Sejarah Munculnya Pluralisme Agama
1.
Menurt John Hick
Dari
sejarahnya di Barat, pluralisme agama lahir sebagai sebuah reaksi atas
eksklusivisme Katolik yang menurut John Hick menjadi sebab utama konfilk antar
umat beragama ketika itu. Karena dianggap, fanatisme agama adalah sebab
timbulnya konflik, maka tercetuslah ide bagaimana agar seluruh umat beragama,
khususnya katolik dan kristen, dapat lebih menghormati dan menghargai agama
lain yang tak sejalan. Tujuannya sungguh mulia, yakni demi terciptanya sebuah
kerukunan antar umat beragama.
Paham
ini pun semakin digencarkan persebarannya, terlebih ketika realita berbicara
tentang rentannya praktik kekerasan atas nama agama. Yang kalau dulu hanya
dimonopoli oleh Gereja dengan inkuisisinya, maka dewasa ini, praktik kekerasan
atas nama agama lebih sering dituduhkan kepada umat Islam. Baik itu dengan
tuduhan teroris, fundamentalis, maupun ekstrimis.
2.
Menurut Dr. Anis Malik toha
Dr.
Anis Malik Thoha (AMT): Pada awal abad ke-20 seorang teolog Kristen Jerman
bernama Ernst Troeltsch menggulirkan perlunya bersikap pluralis ditengah-tengah
berkembangnya konflik intern antar aliran-aliran dalam agama Kristen maupun
antar agama. Dia berpendapat dalam sebuah artikelnya yang berjudul "The
Place of Christianity among the World Religions", bahwa umat Kristiani
tidak berhak mengklaim paling benar sendiri. Pendapat senada ternyata juga
banyak dilontarkan oleh sejumlah pemikir dan teolog lainnya
seperti
sejarawan terkenal Arnold Toynbee dan tokoh Protestan liberal Friedrich
Schleiermacher.
Pada
dasarnya munculnya ide pluralisme agama ini dilatarbelakangi oleh menghebatnya
pertikaian antara madzhab-madzhab dalam agama Kristen yang terjadi pada akhir
abad ke-19 hingga sampai pada tingkatan mutual exclusion (saling mengkafirkan),
sehingga mendorong presiden Amerika Serikat pada waktu itu, Grover Cleveland,
turun tangan untuk mengakhiri perang antar madzhab tersebut. Hal ini bisa
dipahami, mengingat pada awal-awal abad ke-20 telah bermunculan bermacam-macam
aliran fundamentalis di Amerika Serikat. Selain konflik antar aliran madzhab
dalam Kristen, faktor politik juga terkait rapat dengan latar belakang gagasan
ini. Pluralisme agama adalah respon terhadap political pluralism yang telah
cukup lama digulirkan (sebagai wacana) oleh para peletak dasar-dasar demokrasi
pada awal-awal abad modern, dan yang secara nyata dipraktikkan oleh USA.

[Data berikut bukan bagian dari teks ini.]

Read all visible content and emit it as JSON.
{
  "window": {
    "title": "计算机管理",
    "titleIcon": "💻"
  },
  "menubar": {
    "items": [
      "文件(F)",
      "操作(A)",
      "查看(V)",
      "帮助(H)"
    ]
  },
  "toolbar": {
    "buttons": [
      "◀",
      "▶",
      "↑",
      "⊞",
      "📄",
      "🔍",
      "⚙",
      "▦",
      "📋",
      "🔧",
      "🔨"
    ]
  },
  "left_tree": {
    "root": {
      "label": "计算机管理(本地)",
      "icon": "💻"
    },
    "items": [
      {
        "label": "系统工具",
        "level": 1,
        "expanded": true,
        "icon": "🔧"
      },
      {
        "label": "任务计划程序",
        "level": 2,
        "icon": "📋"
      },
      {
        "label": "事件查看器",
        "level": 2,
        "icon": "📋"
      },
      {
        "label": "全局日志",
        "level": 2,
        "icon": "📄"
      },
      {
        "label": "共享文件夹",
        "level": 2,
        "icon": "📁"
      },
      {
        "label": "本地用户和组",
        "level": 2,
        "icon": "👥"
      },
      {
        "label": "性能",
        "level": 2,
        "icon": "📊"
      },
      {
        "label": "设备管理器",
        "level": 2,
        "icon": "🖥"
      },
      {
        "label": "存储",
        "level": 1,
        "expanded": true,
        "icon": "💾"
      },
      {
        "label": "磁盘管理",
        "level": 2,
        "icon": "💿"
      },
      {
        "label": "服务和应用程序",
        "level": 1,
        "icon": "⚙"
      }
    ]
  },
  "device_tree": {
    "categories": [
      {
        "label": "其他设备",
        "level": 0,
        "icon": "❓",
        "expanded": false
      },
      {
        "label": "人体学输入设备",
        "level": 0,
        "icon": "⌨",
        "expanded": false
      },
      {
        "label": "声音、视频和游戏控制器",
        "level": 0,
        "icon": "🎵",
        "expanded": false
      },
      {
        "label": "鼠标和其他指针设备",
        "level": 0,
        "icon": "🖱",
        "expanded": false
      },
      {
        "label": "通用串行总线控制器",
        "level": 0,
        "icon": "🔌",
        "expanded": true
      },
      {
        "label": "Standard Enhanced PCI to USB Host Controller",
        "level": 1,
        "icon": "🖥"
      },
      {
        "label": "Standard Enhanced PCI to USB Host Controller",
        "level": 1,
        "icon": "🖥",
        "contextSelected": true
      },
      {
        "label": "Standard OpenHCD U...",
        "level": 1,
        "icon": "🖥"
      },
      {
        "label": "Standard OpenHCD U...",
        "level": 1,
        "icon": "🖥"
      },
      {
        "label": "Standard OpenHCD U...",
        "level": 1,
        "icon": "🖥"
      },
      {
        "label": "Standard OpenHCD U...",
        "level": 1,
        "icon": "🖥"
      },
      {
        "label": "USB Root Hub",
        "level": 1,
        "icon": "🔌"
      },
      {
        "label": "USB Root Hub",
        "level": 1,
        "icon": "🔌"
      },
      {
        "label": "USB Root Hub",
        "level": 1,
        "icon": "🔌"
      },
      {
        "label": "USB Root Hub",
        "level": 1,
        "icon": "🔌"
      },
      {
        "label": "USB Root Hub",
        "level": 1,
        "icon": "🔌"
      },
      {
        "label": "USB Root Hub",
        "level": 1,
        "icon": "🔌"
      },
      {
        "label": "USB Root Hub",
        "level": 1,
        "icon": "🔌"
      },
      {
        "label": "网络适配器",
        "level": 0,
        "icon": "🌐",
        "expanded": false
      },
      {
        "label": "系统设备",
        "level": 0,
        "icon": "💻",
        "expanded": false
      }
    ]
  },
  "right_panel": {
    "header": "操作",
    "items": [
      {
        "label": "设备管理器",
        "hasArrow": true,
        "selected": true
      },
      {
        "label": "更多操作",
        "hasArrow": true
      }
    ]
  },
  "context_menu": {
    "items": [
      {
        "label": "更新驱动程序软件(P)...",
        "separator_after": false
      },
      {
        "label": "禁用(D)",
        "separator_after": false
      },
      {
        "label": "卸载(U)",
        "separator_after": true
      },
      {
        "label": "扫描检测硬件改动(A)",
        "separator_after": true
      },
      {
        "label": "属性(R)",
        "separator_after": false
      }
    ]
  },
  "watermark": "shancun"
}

Kecenderungan umum dunia Barat waktu itu tengah berusaha menuju modernasasi di
segala bidang. Dan salah satu ciri dari modern adalah demokrasi, globalisasi
dan HAM. Maka dari sinilah lahir political pluralism. Jika dilihat dari konteks
ini, maka religious pluralism pada hakekatnya adalah gerakan politik dan bukan
gerakan agama.
3.
Pendapat Karen Amstrong
Menurut
Karen Amstrong, di masa kejayaan kerajaan-kerajaan Islam, tidak ada tekanan
pada kaum Yahudi, Kristen, atau Zoroaster agar beralih ke Islam. Kaum Muslim
tetap menjaga apa yang diistilahkan oleh Karen pluralisme agama di Timur Tengah
dan belajar hidup berdampingan dengan anggota-anggota agama lain, yang menurut Alquran,
merupakan pewahyuan awal yang valid.
Jauh
sebelum masa Renaisans di Eropa ketika istilah pluralisme agama belum muncul,
selama 600 tahun, para penganut tiga agama monoteis (Yahudi, Kristen dan Islam)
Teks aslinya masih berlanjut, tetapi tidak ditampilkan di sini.